Olivier Liébaut réalise des collages depuis plus de vingt ans. Il utilise différentes techniques, souvent un mélange de peinture et de collages de papiers, de photos ou d’objets divers. Les supports sont des toiles ou du bois, du carton, du verre, du plexiglass ou de l'Isorel. Selon les thèmes ou l’inspiration, les tableaux sont nus ou habillés de cadres chinés dans des brocantes.

Tantôt noircis, zébrés, tantôt lumineux et colorés, d’apparence souvent chaotique, les tableaux d’Olivier Liébaut, sous l’entrelacs des bouts de journaux ou de magazines, de cordages ou de filets de pêche, cachent presque toujours un personnage central, un visage, à minima un œil, qui nous observe et s’étonne de l’épaisseur du monde.

Ce travail est plus sensible qu’intellectuel. La priorité est donnée à la construction, à l’esthétique et aux couleurs.
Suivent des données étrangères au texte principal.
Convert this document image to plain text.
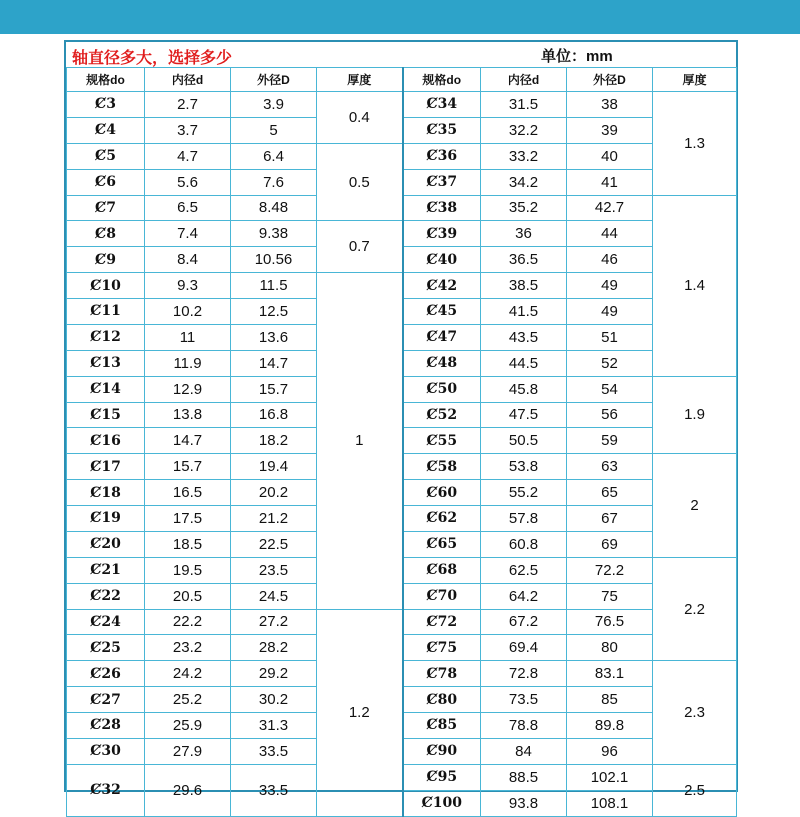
轴直径多大，选择多少	单位：mm
规格do	内径d	外径D	厚度	规格do	内径d	外径D	厚度
Ȼ3	2.7	3.9	0.4	Ȼ34	31.5	38	1.3
Ȼ4	3.7	5		Ȼ35	32.2	39	
Ȼ5	4.7	6.4	0.5	Ȼ36	33.2	40	
Ȼ6	5.6	7.6		Ȼ37	34.2	41	
Ȼ7	6.5	8.48		Ȼ38	35.2	42.7	1.4
Ȼ8	7.4	9.38	0.7	Ȼ39	36	44	
Ȼ9	8.4	10.56		Ȼ40	36.5	46	
Ȼ10	9.3	11.5	1	Ȼ42	38.5	49	
Ȼ11	10.2	12.5		Ȼ45	41.5	49	
Ȼ12	11	13.6		Ȼ47	43.5	51	
Ȼ13	11.9	14.7		Ȼ48	44.5	52	
Ȼ14	12.9	15.7		Ȼ50	45.8	54	1.9
Ȼ15	13.8	16.8		Ȼ52	47.5	56	
Ȼ16	14.7	18.2		Ȼ55	50.5	59	
Ȼ17	15.7	19.4		Ȼ58	53.8	63	2
Ȼ18	16.5	20.2		Ȼ60	55.2	65	
Ȼ19	17.5	21.2		Ȼ62	57.8	67	
Ȼ20	18.5	22.5		Ȼ65	60.8	69	
Ȼ21	19.5	23.5		Ȼ68	62.5	72.2	2.2
Ȼ22	20.5	24.5		Ȼ70	64.2	75	
Ȼ24	22.2	27.2	1.2	Ȼ72	67.2	76.5	
Ȼ25	23.2	28.2		Ȼ75	69.4	80	
Ȼ26	24.2	29.2		Ȼ78	72.8	83.1	2.3
Ȼ27	25.2	30.2		Ȼ80	73.5	85	
Ȼ28	25.9	31.3		Ȼ85	78.8	89.8	
Ȼ30	27.9	33.5		Ȼ90	84	96	
Ȼ32	29.6	33.5		Ȼ95	88.5	102.1	2.5
				Ȼ100	93.8	108.1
Etrangement pour des œuvres qui sont apparemment chargées de symboles la symbolique n’est pas une préoccupation de l’artiste. Ce sont toujours les autres qui voient les signes cabalistiques derrière les trous noirs, les corbeaux perchés ou les demoiselles alanguies. Les mondes étranges, superposés ou parallèles qui sont mis en scène sont peut être les signes de quelque chose de profond et de grave. Peut-être l’artiste se soigne-t-il à moindre frais ? il vit en tous cas une grande passion et souhaite finalement reproduire sur les autres ce qui lui arrive quand, visiteur lui-même, il traverse une exposition comme une flèche parce qu’il a aperçu sur une toile au fond de la pièce une trace noire qui ressemble à une silhouette.